Many of Lloyd George's fans are people who talk about his mistakes as if he was some benevolent old relative who sometimes had lapses of judgement which,if not said is hinted, should not affect our view of him. I tend to think that causing one's family major distress over one's womanising, oppurtunistic politicking over a long period of time, corruption and cynicism over selling honours that may or may not have ended in someone's murder, sending in a gang of terrorist thugs to restore order in a troubled nation, and sucking up to a vicious dictator who was likely to be one of the most vile men of the Twentieth Century, are not exactly lapses of judgement. To lionise him in the way some do, does no honour to a profession which is already sneered at and unjustly attacked per se by many who regard those of us involved as corrupt and I would certainly consider him as among the Top Three worst Prime Ministers of the last 100 years.

4 comments:

the dĂșnadan said...

"he also helped sell honours for cash in an open and cynical fashion."

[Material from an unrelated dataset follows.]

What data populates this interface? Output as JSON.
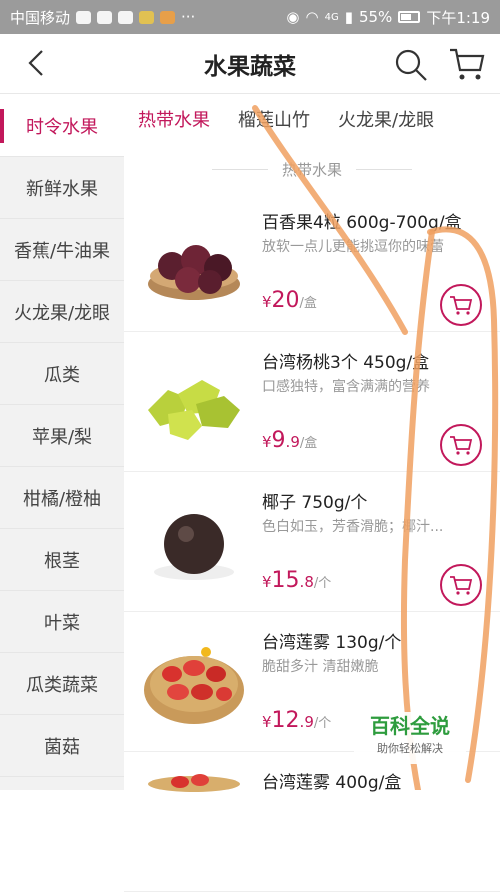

Beastly man. Let's hope the Labour Party never does anything so, er, bad...

"But if that wasn't enough, Lloyd George embarrassed himself, his dignity, and his supporters further. In 1936 he accepted an invitation from Hitler to visit Germany, and Lloyd George went under the mistaken view that he could pacify Hitler. He returned, making some favourable comments about the dictator."

To be fair, this criticism is easy with hindsight. All-in-all, Lloyd George does not sound like the most pleasant man, but in the 30s there were lots of people who would have been happy to appease Hitler. And with good reason, having already seen what the consequences of war could be.

Paul Burgin said...

The current problems in the Labour Party are still under investigation. Lloyd George was almost blatant about his actions.
As for Hitler I take your point, but Churchill, for example, never made such mistakes!

Tim Roll-Pickering said...

Lloyd George never received high office again. Partly I think because, when the Liberals had the oppurtunity to go into coalition with the National Government of 1931, Ramsay MacDonald and Stanley Baldwin (esp Baldwin) had such a moral and political and personal dislike of the man.

Not totally. There were several times when he might have joined. In early 1931 there was talk of Lloyd George joining the Labour government (and maybe even the Labour Party) as Deputy Prime Minister. That August he was incapacitated during the economic and political crisis. Had he been active he would almost certainly have been in the National Government - it would have been hard to exclude him - or may even have become Prime Minister. If either his health had recovered in time or the National Government had not gone down the tariff route then Lloyd George would probably have joined later on.

Even in the mid 1930s there was talk of Lloyd George joining the government and again in 1940 there were a few who considered him for the premiership. Churchill did offer him a post but he declined, expecting a British defeat.

Incidentally doesn't Tony Blair consider Lloyd George to be his political hero? A Prime Minister who smashed his party, treated the Commons with contempt, flogged peerages...

Paul Burgin said...

You could be right, but Lloyd George was so contaminated in some respects I wonder if he was balckmailed into refusing. In other words, offered a post (for appearances sake) with the proviso that he refused, or else....
Just a theory though!
I know the PM allegedly considers Lloyd George a hero, but so, allegedly, did Margaret Thatcher in some respects. I don't. I think people like Lloyd George can exist in any party and it is the job of more decent politicians to deal with them in a way that doesn't involve mud slinging against opposition parties so as to try and benefit out of people's moral outrage. (For example the Tories cannot complain about Arthur Maundy Gregory when they gave him a pension as hush money once he left prison. And yes, Labour did have figures like John Stonehouse) Tough, but necessary!